Documenting Britain
My photographic practice is concerned with the evolving relationship between politics, landscape and art histories. I intend to continue my ongoing exploration of the politics of gardening, examining the relationship between formal public gardens and empire.
The same picture
17.02.15
I left Leeds with too much luggage to carry the geraniums, so when my mum visited last month she brought me the Mother Plant and a selection of her descendants. I met her off the train to help carry the two boxes, their handles made with twisted up carrier bags and gaffer tape. I remembered another plant in a plastic bag, the first photograph I made that still means something to me. In 2006 I followed a group from the Leeds Irish Centre as they ascended Croagh Patrick, a holy mountain in the West of Ireland, which has been a site of pilgrimage for over 5000 years. The group had carried to the summit a Yorkshire Rose, wrapped in a Morrison’s carrier bag and a pink blanket, to plant at the top. This photograph became the pivot of my project, Roisín Bán, which explored the connections between Irish emigrants in Leeds and their connections to ‘home’ – three small villages in County Mayo, not far from the mountain.

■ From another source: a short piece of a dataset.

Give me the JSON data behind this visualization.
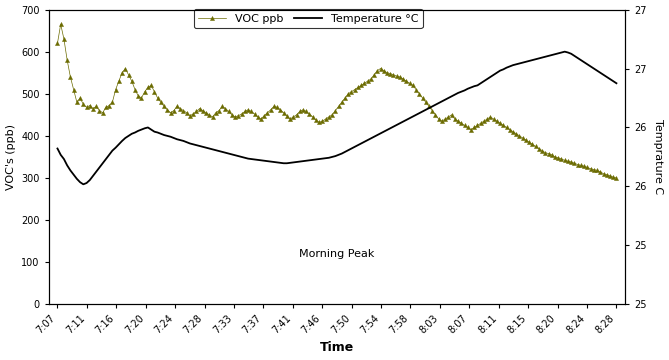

Unwrapping the geraniums on my living room floor, I reflect on the questions that run through all my work: about notions of us and them, here and there, cultural purity and processes of hybridity. These inquiries have taken me to Spain, Morocco, Palestine, and now back to Leeds, sometimes in the city but usually in nature. As I look at the snaps I made with my phone, I realise I am making the same photograph, over and over again.
It smells of Spring today, and so, with some trepidation, I start to clip and cut, splice, and tether, as I continue (for now) the Red Jan Line.